Conceição Evaristo, que assina o prefácio do livro de Sueli, é uma grande inspiração. Reativar a memória desses enfrentamentos é crucial para que as novas gerações entendam que “nossos passos vem de longe”. Que é preciso respeitar e reconhecer um legado. Honrar quem veio antes é garantir o futuro.

“É preciso respeitar e reconhecer um legado. Honrar quem veio antes é garantir o futuro.”

Geledés – Entre as frequentes falas de Sueli, que inclusive está no artigo “Tempo Feminino”, escrito em 2000, está a de que para a geração das “velhas militantes” liberdade e igualdade são valores intrínsecos e inegociáveis. Os jovens negros têm esse entendimento?

Penso que alguns jovens negros têm esse entendimento, mas é preciso que mais jovens possam ter. Por isso é tão fundamental reviver os artigos de Sueli, reunir em livro artigos publicados ao longo de sua vida, para que mais pessoas tenham acesso a reflexões tão fundamentais.

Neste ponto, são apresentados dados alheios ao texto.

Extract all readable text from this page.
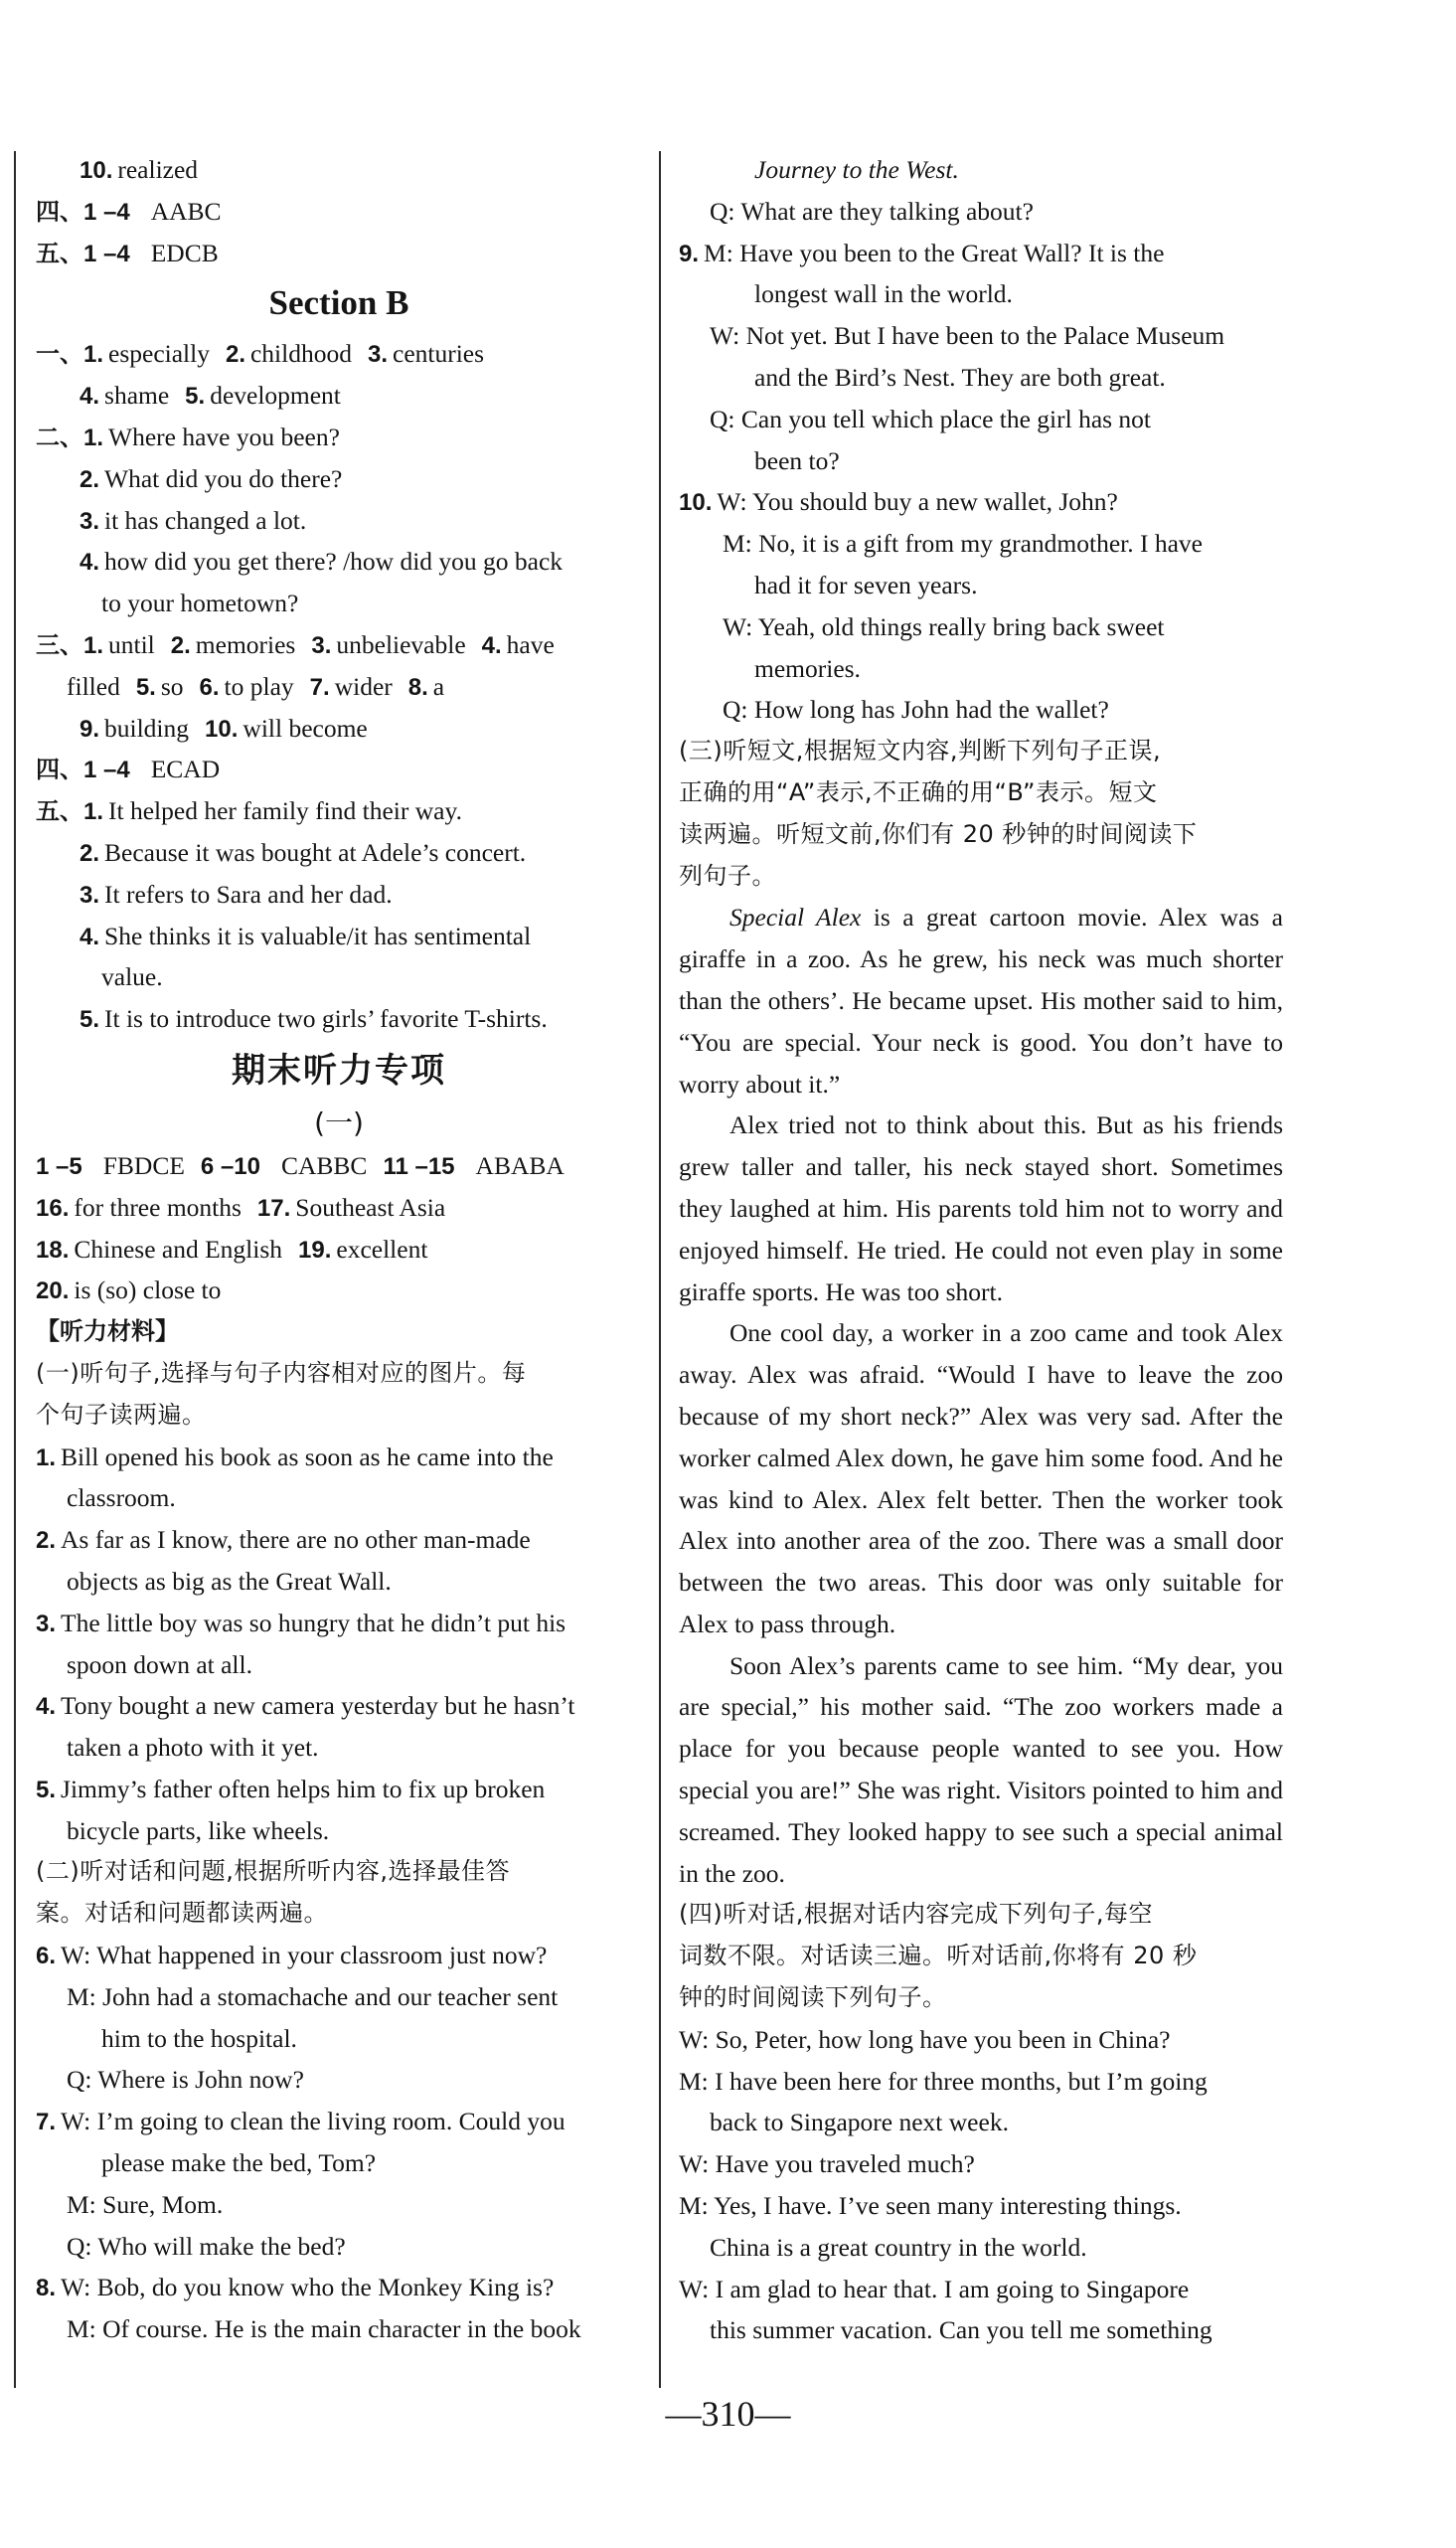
10. realized
四、1 –4 AABC
五、1 –4 EDCB
Section B
一、1. especially 2. childhood 3. centuries
4. shame 5. development
二、1. Where have you been?
2. What did you do there?
3. it has changed a lot.
4. how did you get there? /how did you go back
to your hometown?
三、1. until 2. memories 3. unbelievable 4. have
filled 5. so 6. to play 7. wider 8. a
9. building 10. will become
四、1 –4 ECAD
五、1. It helped her family find their way.
2. Because it was bought at Adele’s concert.
3. It refers to Sara and her dad.
4. She thinks it is valuable/it has sentimental
value.
5. It is to introduce two girls’ favorite T-shirts.
期末听力专项
(一)
1 –5 FBDCE 6 –10 CABBC 11 –15 ABABA
16. for three months 17. Southeast Asia
18. Chinese and English 19. excellent
20. is (so) close to
【听力材料】
(一)听句子,选择与句子内容相对应的图片。每
个句子读两遍。
1. Bill opened his book as soon as he came into the
classroom.
2. As far as I know, there are no other man-made
objects as big as the Great Wall.
3. The little boy was so hungry that he didn’t put his
spoon down at all.
4. Tony bought a new camera yesterday but he hasn’t
taken a photo with it yet.
5. Jimmy’s father often helps him to fix up broken
bicycle parts, like wheels.
(二)听对话和问题,根据所听内容,选择最佳答
案。对话和问题都读两遍。
6. W: What happened in your classroom just now?
M: John had a stomachache and our teacher sent
him to the hospital.
Q: Where is John now?
7. W: I’m going to clean the living room. Could you
please make the bed, Tom?
M: Sure, Mom.
Q: Who will make the bed?
8. W: Bob, do you know who the Monkey King is?
M: Of course. He is the main character in the book
Journey to the West.
Q: What are they talking about?
9. M: Have you been to the Great Wall? It is the
longest wall in the world.
W: Not yet. But I have been to the Palace Museum
and the Bird’s Nest. They are both great.
Q: Can you tell which place the girl has not
been to?
10. W: You should buy a new wallet, John?
M: No, it is a gift from my grandmother. I have
had it for seven years.
W: Yeah, old things really bring back sweet
memories.
Q: How long has John had the wallet?
(三)听短文,根据短文内容,判断下列句子正误,
正确的用“A”表示,不正确的用“B”表示。短文
读两遍。听短文前,你们有 20 秒钟的时间阅读下
列句子。
Special Alex is a great cartoon movie. Alex was a giraffe in a zoo. As he grew, his neck was much shorter than the others’. He became upset. His mother said to him, “You are special. Your neck is good. You don’t have to worry about it.”
Alex tried not to think about this. But as his friends grew taller and taller, his neck stayed short. Sometimes they laughed at him. His parents told him not to worry and enjoyed himself. He tried. He could not even play in some giraffe sports. He was too short.
One cool day, a worker in a zoo came and took Alex away. Alex was afraid. “Would I have to leave the zoo because of my short neck?” Alex was very sad. After the worker calmed Alex down, he gave him some food. And he was kind to Alex. Alex felt better. Then the worker took Alex into another area of the zoo. There was a small door between the two areas. This door was only suitable for Alex to pass through.
Soon Alex’s parents came to see him. “My dear, you are special,” his mother said. “The zoo workers made a place for you because people wanted to see you. How special you are!” She was right. Visitors pointed to him and screamed. They looked happy to see such a special animal in the zoo.
(四)听对话,根据对话内容完成下列句子,每空
词数不限。对话读三遍。听对话前,你将有 20 秒
钟的时间阅读下列句子。
W: So, Peter, how long have you been in China?
M: I have been here for three months, but I’m going
back to Singapore next week.
W: Have you traveled much?
M: Yes, I have. I’ve seen many interesting things.
China is a great country in the world.
W: I am glad to hear that. I am going to Singapore
this summer vacation. Can you tell me something
—310—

“Vejo a passagem de bastão como uma grande responsabilidade. Significa muito trabalho pela frente, coragem, mas com a consciência de que ainda pode faltar muito, mas falta menos graças ao trabalho de mulheres como Sueli.”

Geledés – No mesmo artigo, Sueli coloca uma relevante questão: “realizar a igualdade intragênero, ou seja, equalizar as condições de vida de brancas e não brancas constitui mais uma pendência que as mulheres das novas gerações herdam de nós”. Como vê esse passe de bastão?

Vejo a passagem de bastão como uma grande responsabilidade. Significa muito trabalho pela frente, coragem, mas com a consciência de que ainda pode faltar muito, mas falta menos graças ao trabalho de mulheres como Sueli.